A socióloga adianta que nas entrevistas que fizeram agora aos jovens com 24 anos que estão a tentar perceber em que medida é que foram os próprios alunos a fazer este esforço ou os pais a incentivar – tentando distinguir, por exemplo, os casos em que pais e filhos estudavam juntos. Porém, avança que os resultados preliminares apontam para que a crise tenha “acentuado algumas diferenças”, com mais jovens a deixarem os estudos não por insucesso mas por “necessidade de trabalharem devido a situações de desemprego dos pais”.

Outra tendência interessante identificada está nas diferenças entre rapazes e raparigas. “No grupo de jovens com pais pouco escolarizados são as raparigas que atingem maior nível de escolaridade”, representando dois terços do total. Também "no grupo de jovens cujos pais têm licenciatura ou mais, são os rapazes que encontram maior dificuldade em atingir o mesmo nível de escolaridade”, acrescenta-se. Mas Anália Torres ressalva que na chegada ao mercado de trabalho a realidade inverte-se. “No mercado de trabalho parece que as vantagens das raparigas desaparecem. Estão mais desempregadas e com trabalho a tempo parcial.
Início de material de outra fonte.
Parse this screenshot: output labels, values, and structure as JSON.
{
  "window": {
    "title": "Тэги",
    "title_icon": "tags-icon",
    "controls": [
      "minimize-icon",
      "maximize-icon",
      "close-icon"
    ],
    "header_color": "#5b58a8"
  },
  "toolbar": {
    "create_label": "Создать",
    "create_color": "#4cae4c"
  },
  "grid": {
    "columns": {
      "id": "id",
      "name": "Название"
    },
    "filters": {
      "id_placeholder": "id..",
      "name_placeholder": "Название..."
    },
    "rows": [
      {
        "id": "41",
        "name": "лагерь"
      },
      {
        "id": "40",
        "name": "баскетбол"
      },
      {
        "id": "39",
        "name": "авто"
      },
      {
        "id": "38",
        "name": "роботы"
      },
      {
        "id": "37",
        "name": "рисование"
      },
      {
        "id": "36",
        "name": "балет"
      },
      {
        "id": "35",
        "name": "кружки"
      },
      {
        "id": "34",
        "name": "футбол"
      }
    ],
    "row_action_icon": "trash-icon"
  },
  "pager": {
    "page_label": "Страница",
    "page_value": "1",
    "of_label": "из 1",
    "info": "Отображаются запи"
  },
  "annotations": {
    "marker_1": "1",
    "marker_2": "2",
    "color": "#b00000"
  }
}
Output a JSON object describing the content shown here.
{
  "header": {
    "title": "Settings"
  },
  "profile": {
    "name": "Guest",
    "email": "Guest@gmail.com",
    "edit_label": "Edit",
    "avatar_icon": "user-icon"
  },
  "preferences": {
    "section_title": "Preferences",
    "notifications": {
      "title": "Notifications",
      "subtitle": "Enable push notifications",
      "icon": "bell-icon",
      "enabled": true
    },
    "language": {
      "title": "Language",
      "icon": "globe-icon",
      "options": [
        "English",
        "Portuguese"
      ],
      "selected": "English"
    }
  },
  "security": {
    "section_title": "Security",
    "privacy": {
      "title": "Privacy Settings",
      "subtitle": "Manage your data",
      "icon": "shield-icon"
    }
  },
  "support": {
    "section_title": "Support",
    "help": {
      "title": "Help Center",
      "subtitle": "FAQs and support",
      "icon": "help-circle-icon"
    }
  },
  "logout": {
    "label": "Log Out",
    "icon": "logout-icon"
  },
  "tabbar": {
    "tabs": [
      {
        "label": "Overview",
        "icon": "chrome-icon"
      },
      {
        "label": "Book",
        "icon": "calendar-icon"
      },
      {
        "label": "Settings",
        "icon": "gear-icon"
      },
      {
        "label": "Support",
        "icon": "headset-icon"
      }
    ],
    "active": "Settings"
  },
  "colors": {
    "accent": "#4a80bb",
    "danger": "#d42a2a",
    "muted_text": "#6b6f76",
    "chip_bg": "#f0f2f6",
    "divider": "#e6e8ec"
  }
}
É como se pudessem vir a ser mães e isso as prejudicasse, o que é uma contradição em relação ao mérito”, lamenta a socióloga.

A este propósito, sublinha que encontraram algumas explicações numa parte em que avaliaram o chamado capital social dos jovens e em que se percebe que as redes de apoio dos rapazes são mais públicas e as das raparigas mais familiares. “Uma das interrogações que fizemos foi ‘onde é que os rapazes compensam se elas estudam mais e se apresentam mais cedo no mercado de trabalho e com mais habilitações?’”, explica, concluindo que “uma das coisas que é muito interessante verificar é que eles fazem o que se chama de mais bridging, ou seja, através do desporto e de redes de conhecimento mais públicas mobilizam contactos de emprego e compensam as falhas em termos de estudo”.